Inactivated FMDV samples that contain full-length viral RNA carry only a negligible risk of infecting animals. But cattle can be infected by direct injection with naked FMDV RNA, therefore, it should be remarkable these results when diagnosis of FMD.
Author Response
Reviewer 4
This study is very important to know the risk of diagnosis materials for RT-PCR etc. on FMD, because the cattle can be infected by injection with naked FMDV RNA. But it cannot by non-invasive exposure for example intranasal nebulization the full length RNA to cattle.
Response: We thank the reviewer for their positive assessment of the relevance of the topic!
Therefore, it could be concluded that an inactivated FMDV samples that contain full-length viral RNA carry only a negligible risk of infection to animals. However, it is better to add the sentences bellow at last of conclusion in discussion.

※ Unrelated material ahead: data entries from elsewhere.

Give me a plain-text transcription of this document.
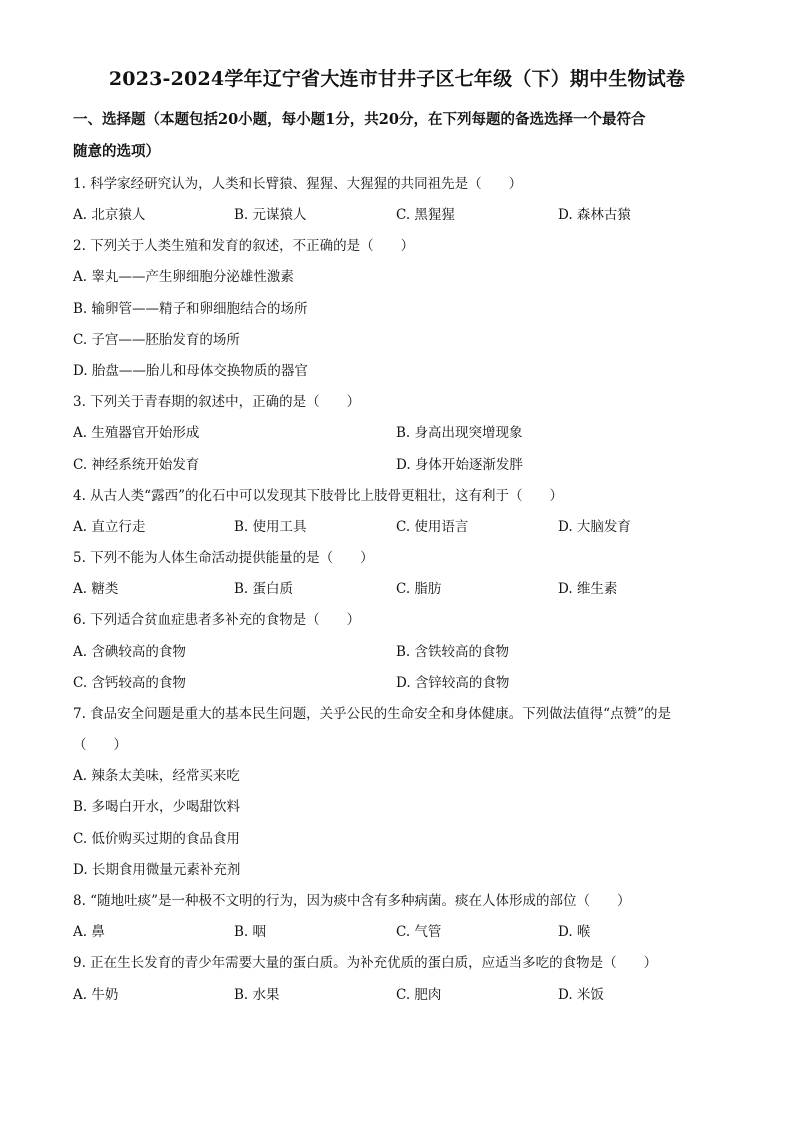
2023-2024学年辽宁省大连市甘井子区七年级（下）期中生物试卷
一、选择题（本题包括20小题，每小题1分，共20分，在下列每题的备选选择一个最符合
随意的选项）
1. 科学家经研究认为，人类和长臂猿、猩猩、大猩猩的共同祖先是（　　）
A. 北京猿人	B. 元谋猿人	C. 黑猩猩	D. 森林古猿
2. 下列关于人类生殖和发育的叙述，不正确的是（　　）
A. 睾丸——产生卵细胞分泌雄性激素
B. 输卵管——精子和卵细胞结合的场所
C. 子宫——胚胎发育的场所
D. 胎盘——胎儿和母体交换物质的器官
3. 下列关于青春期的叙述中，正确的是（　　）
A. 生殖器官开始形成	B. 身高出现突增现象
C. 神经系统开始发育	D. 身体开始逐渐发胖
4. 从古人类“露西”的化石中可以发现其下肢骨比上肢骨更粗壮，这有利于（　　）
A. 直立行走	B. 使用工具	C. 使用语言	D. 大脑发育
5. 下列不能为人体生命活动提供能量的是（　　）
A. 糖类	B. 蛋白质	C. 脂肪	D. 维生素
6. 下列适合贫血症患者多补充的食物是（　　）
A. 含碘较高的食物	B. 含铁较高的食物
C. 含钙较高的食物	D. 含锌较高的食物
7. 食品安全问题是重大的基本民生问题，关乎公民的生命安全和身体健康。下列做法值得“点赞”的是
（　　）
A. 辣条太美味，经常买来吃
B. 多喝白开水，少喝甜饮料
C. 低价购买过期的食品食用
D. 长期食用微量元素补充剂
8. “随地吐痰”是一种极不文明的行为，因为痰中含有多种病菌。痰在人体形成的部位（　　）
A. 鼻	B. 咽	C. 气管	D. 喉
9. 正在生长发育的青少年需要大量的蛋白质。为补充优质的蛋白质，应适当多吃的食物是（　　）
A. 牛奶	B. 水果	C. 肥肉	D. 米饭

Inactivated FMDV samples that contain full-length viral RNA carry only a negligible risk of infecting animals. But cattle can be infected by direct injection with naked FMDV RNA, therefore, it should be remarkable these results when diagnosis of FMD.
Response: It is stated in the conclusion of the discussion that inactivated FMDV samples carry only a negligible risk of infecting animals (line 432). Unfortunately, it is not clear to us what the reviewer means by “it should be remarkable these results when diagnosis of FMD”, therefore we were unable to include this statement in the manuscript.
Round 2
Reviewer 2 Report
In my opinion, the changes you made increased the readability and comprehensibility of the text, even for scientists unfamiliar with FMD pathology and histopathology. Thank you.
I only have one very small point, related again with Fig 5. In sub-figure (a) you used arrow for neutrophils infiltrated in the mucosa and arrowhead for degenerating keratinocytes. In sub-figure (d) you reversed them. Do you think it would be possible to harmonize the picture, please?
Author Response
Reviewer 2
In my opinion, the changes you made increased the readability and comprehensibility of the text, even for scientists unfamiliar with FMD pathology and histopathology. Thank you.
I only have one very small point, related again with Fig 5. In sub-figure (a) you used arrow for neutrophils infiltrated in the mucosa and arrowhead for degenerating keratinocytes. In sub-figure (d) you reversed them. Do you think it would be possible to harmonize the picture, please?
Response: Sub-figure (d) has been changed as requested.